Si l’on voulait s’en rapporter aux rabbins et à quelques grammairiens hébreux d’entre les chrétiens, sur l’antiquité de ces points-voyelles, il faudrait les croire aussi anciens que l’écriture même hébraïque, et en rapporter l’origine à Moïse ou à Esdras, ou aux anciens de la grande synagogue, qui vivaient du temps d’Esdras et de Néhémie. Mais les plus sensés croient que cette invention est beaucoup plus récente. Les uns en rapportent l’origine aux Massorèthes, ou aux docteurs de l’école de Tibériade, qui vivaient vers l’an 500 de Jésus-Christ. Le père Morin croit que c’est des Arabes que les Hébreux ont reçu et l’art de la grammaire, et l’usage des points-voyelles. Or les Arabes eux-mêmes ne commencèrent à écrire-qu’assez tard ; et lorsque l’empire des Mahométans s’établit vers l’an 622, il n’y avait pas longtemps qu’ils avaient l’usage des lettres. Les noms des points-voyelles, qui sont tous arabes, sont une preuve qu’ils tirent leur origine de ces peuples. De plus, les premiers grammairiens qu’aient eus les Juifs, étant arabes, et ayant écrit en cette langue, il est très-vraisemblable que les points-voyelles, qui sont de leur invention, viennent de la même source, d’où ils ont tiré leur art de grammaire.

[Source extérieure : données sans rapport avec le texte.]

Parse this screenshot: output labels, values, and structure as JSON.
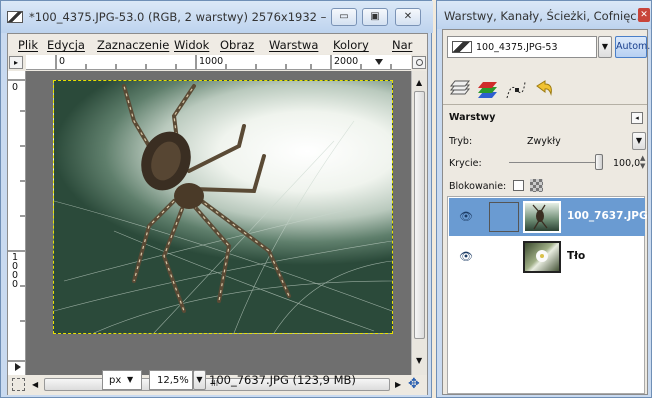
{
  "main_window": {
    "title": "*100_4375.JPG-53.0 (RGB, 2 warstwy) 2576x1932 – ...",
    "menu": [
      "Plik",
      "Edycja",
      "Zaznaczenie",
      "Widok",
      "Obraz",
      "Warstwa",
      "Kolory",
      "Nar"
    ],
    "ruler_top_labels": [
      "0",
      "1000",
      "2000"
    ],
    "ruler_left_labels": [
      "0",
      "1000"
    ],
    "hscroll_mark": "III",
    "unit": "px",
    "zoom": "12,5%",
    "status": "100_7637.JPG (123,9 MB)"
  },
  "layers_panel": {
    "title": "Warstwy, Kanały, Ścieżki, Cofnięc...",
    "image_select": "100_4375.JPG-53",
    "auto_button": "Autom.",
    "section_title": "Warstwy",
    "mode_label": "Tryb:",
    "mode_value": "Zwykły",
    "opacity_label": "Krycie:",
    "opacity_value": "100,0",
    "opacity_fraction": 1.0,
    "lock_label": "Blokowanie:",
    "layers": [
      {
        "name": "100_7637.JPG",
        "selected": true,
        "visible": true
      },
      {
        "name": "Tło",
        "selected": false,
        "visible": true
      }
    ]
  },
  "colors": {
    "selection": "#6a9bd2",
    "titlebar": "#c9daf0",
    "window_bg": "#ede9e1"
  },
  "icons": [
    "image-thumb-icon",
    "minimize-icon",
    "maximize-icon",
    "close-icon",
    "navigate-icon",
    "quickmask-icon",
    "layers-tab-icon",
    "channels-tab-icon",
    "paths-tab-icon",
    "undo-tab-icon",
    "eye-icon",
    "chain-icon",
    "panel-menu-icon"
  ]
}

Le père Morin, qui a examiné à fond toute cette matière, qui regarde l’antiquite des points-voyelles, montre qu’ils n’étaient point encore inventés ni au temps d’Origène, ni au temps de saint Jérôme, ni même au temps des docteurs qui ont composé le Talmud, lequel n’a été achevé qu’au septième siècle. Le même auteur, parcourant les différents ouvrages qui ont été composés par les Juifs aux huitième et neuvième siècles, les premiers vestiges qu’il rencontre des points-voyelles sont dans les écrits des rabbins Ben-oser, chef de l’école des Juifs occidentaux, et dans ceux de Ben-nepthali, chef de l’école des Orientaux, lesquels vivaient vers l’an 940, c’est-à-dire, vers le milieu du dixième siècle. Il s’ensuit que l’on ne peut guère placer le commencement des points-voyelles avant le milieu du dixième siècle. On peut voir le père Morin, Exercitat. Biblic., livre 2 exercit. 28, chapitres 1, 2, 3, et seq et les Prolégomènes de Vallon, proleg. 3, n. 38 et suivants, et les autres écrivains qui ont travaillé sur les prolégomènes de l’Écriture, comme M. Dupin, le P. Frassen, et le P. Thomassin dans sa méthode d’étudier par rapport à l’Écriture.
Les Juifs d’aujourd’hui se servent de points-voyelles, et de bibles imprimées avec ces points, pour leur usage ordinaire. Mais les livres dont on se sert publiquement dans la synagogue, les rouleaux dans lesquels ils lisent solennellement le texte sacré, sont encore sans points-voyelles ; comme dans les commencements, les Samaritains ne mettent pas non plus de points-voyelles dans leur Pentateuque, écrit-eleanciens caractères hébreux. Le scrupule des uns et des autres à cet égard est une preuve de la nouveauté des points-voyelles.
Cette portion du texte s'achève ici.